La limpieza se convierte por tanto en un procedimiento o conjunto de técnicas que constituyen una necesidad inexcusable para el mantenimiento de los bienes y el primer paso a realizar en cualquier actuación de restauración, conservación y recuperación de los mismos, imprescindible para que el especialista pueda conocer y determinar las estrategias de intervención posterior, conservación a largo plazo y paralización de los procesos de deterioro.

 

La suciedad acumulada sobre los objetos consigue ocultar sus características originales, dificultando la apreciación de sus valores artísticos, entre otros problemas. Imagen de San Miguel Árcangel, durante su proceso de limpieza. Retablo de la iglesia de Mahamud (Burgos).

 

La enorme disparidad de elementos y materiales que componen el patrimonio cultural requiere de tratamientos específicos para cada circunstancia y conjunto, que no podrían ser aquí enumeradas. Pero lo que sí es posible señalar es que diversos documentos nacionales e  internacionales,  cartas, normativas y acuerdos entre especialistas e instituciones han llegado a consensuar unos criterios y principios profesionales, éticos y científicos para cualquiera de las etapas y modalidades de actuación sobre los bienes patrimoniales, y en primer lugar la de su limpieza.

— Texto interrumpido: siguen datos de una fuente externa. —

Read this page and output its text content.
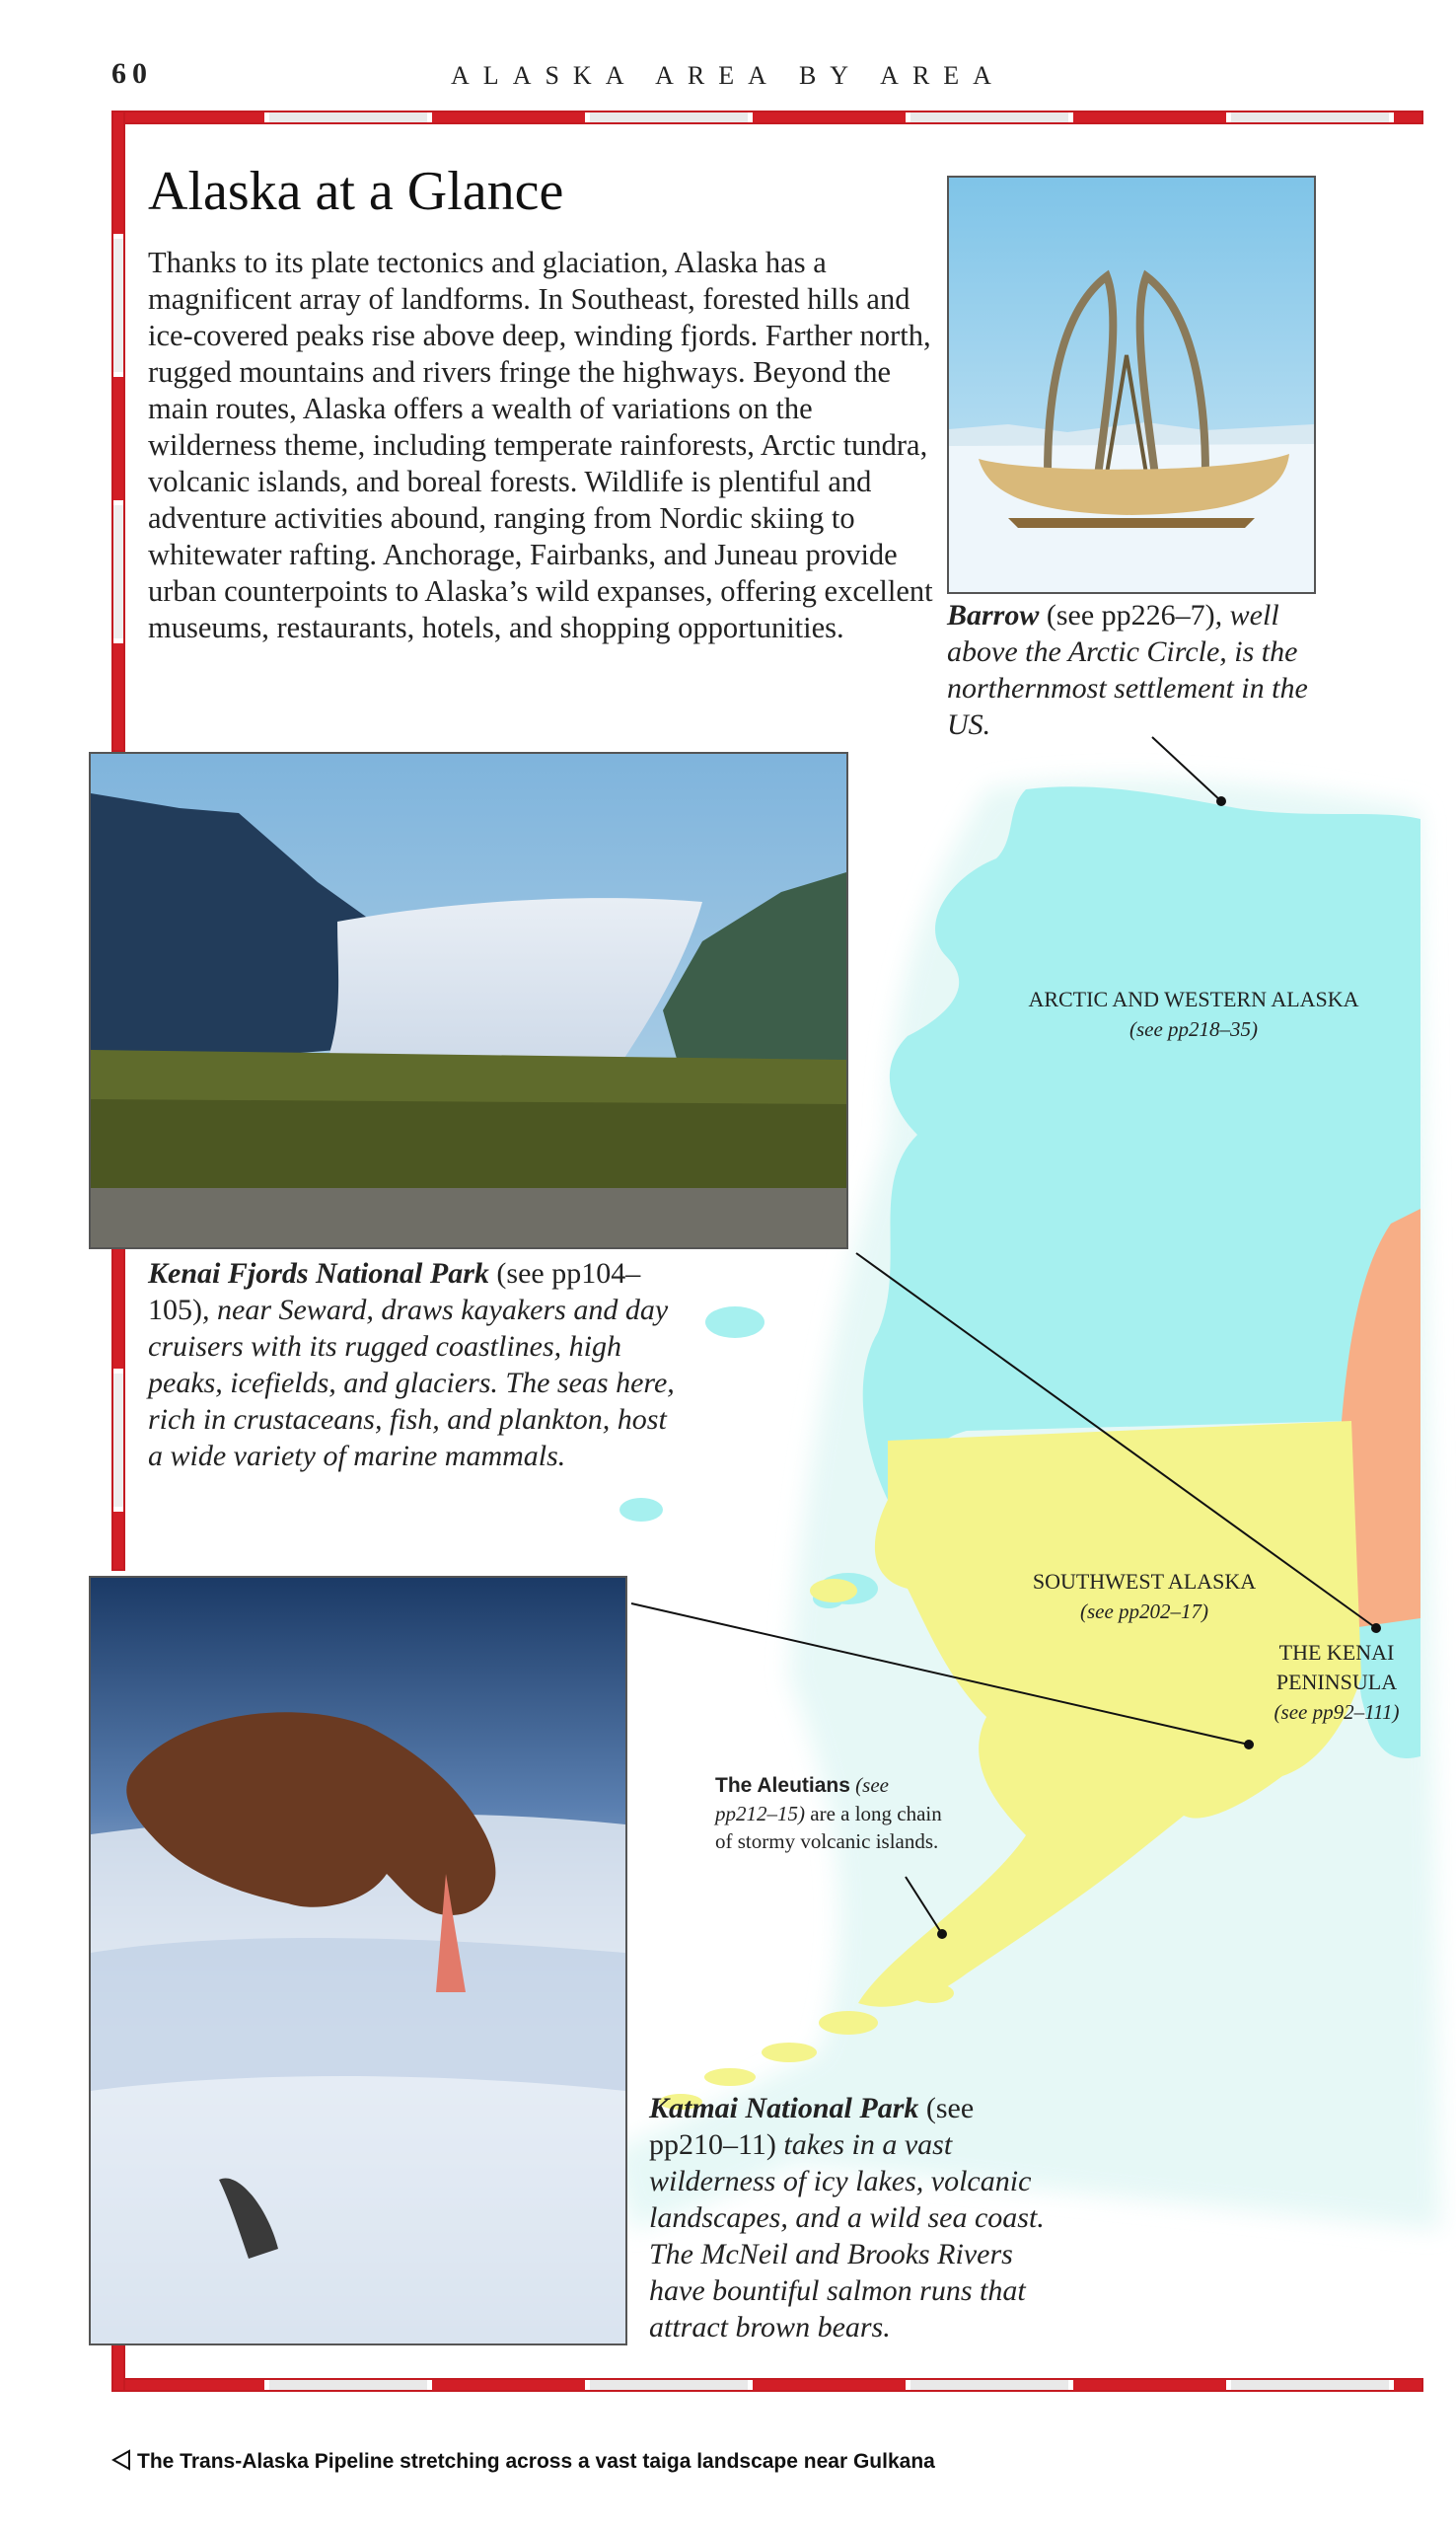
60	ALASKA AREA BY AREA
Alaska at a Glance
Thanks to its plate tectonics and glaciation, Alaska has a magnificent array of landforms. In Southeast, forested hills and ice-covered peaks rise above deep, winding fjords. Farther north, rugged mountains and rivers fringe the highways. Beyond the main routes, Alaska offers a wealth of variations on the wilderness theme, including temperate rainforests, Arctic tundra, volcanic islands, and boreal forests. Wildlife is plentiful and adventure activities abound, ranging from Nordic skiing to whitewater rafting. Anchorage, Fairbanks, and Juneau provide urban counterpoints to Alaska’s wild expanses, offering excellent museums, restaurants, hotels, and shopping opportunities.	Barrow (see pp226–7), well above the Arctic Circle, is the northernmost settlement in the US.
Kenai Fjords National Park (see pp104–105), near Seward, draws kayakers and day cruisers with its rugged coastlines, high peaks, icefields, and glaciers. The seas here, rich in crustaceans, fish, and plankton, host a wide variety of marine mammals.
ARCTIC AND WESTERN ALASKA
(see pp218–35)
SOUTHWEST ALASKA
(see pp202–17)
THE KENAI PENINSULA
(see pp92–111)
The Aleutians (see pp212–15) are a long chain of stormy volcanic islands.
Katmai National Park (see pp210–11) takes in a vast wilderness of icy lakes, volcanic landscapes, and a wild sea coast. The McNeil and Brooks Rivers have bountiful salmon runs that attract brown bears.
The Trans-Alaska Pipeline stretching across a vast taiga landscape near Gulkana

Aspectos como la realización de estudios y pruebas previas, la aplicación de sustancias y procesos reversibles en la medida de lo posible y solo tras conocer profundamente la naturaleza del bien, el respeto a la historia del objeto o monumento -para lo cual es  necesario conservar también las huellas de los daños y quebrantos marcados por el tiempo en los mismos-, la priorización de la autenticidad e identidad sobre el embellecimiento estético, el control y la evaluación en la aplicación de nuevas tecnologías o productos, entre otros, nos muestran cómo es ésta una cuestión de mucha más relevancia que el simple aseo superficial. Y en este panorama no tienen cabida los bienintencionados, pero no menos lesivos, procedimientos de aficionados utilizando productos de limpieza convencional, detergentes y abrillantadores, aplicados con entusiasmo mientras se rascan y se friegan las superficies para mejorar su apariencia. ¡Cuántas maravillosas policromías han desaparecido en estas operaciones!

Los avances de la ciencia y las técnicas aplicadas, muchas veces adaptados de otras disciplinas, junto a una investigación constante en laboratorios y centros universitarios,  ayudan en la actualidad a efectuar esta labor adecuadamente. La limpieza con láser, por ejemplo, generalizada en las últimas décadas, es una buena muestra de ello.  Nada sustituye, sin embargo, al trabajo manual y dedicado del profesional, que interviene armado de brochas, bisturíes, algodón, agua destilada y microaspiradores, provisto de una importante preparación técnica y auxiliado por los medios contemporáneos.

Mantener el brillo de nuestro patrimonio histórico es mucho más que una simple cuestión de limpieza.

 

FOTOGRAFÍA DE INICIO: Alejar las palomas, especialmente abundantes en las ciudades, se ha convertido en todo un reto, por ahora de difícil solución. Adaptadas a la vida en los edificios, aportan abundante suciedad que contribuye a la severa degradación ocasionada por factores ambientales, como en este caso, en la fachada de la catedral de Ávila.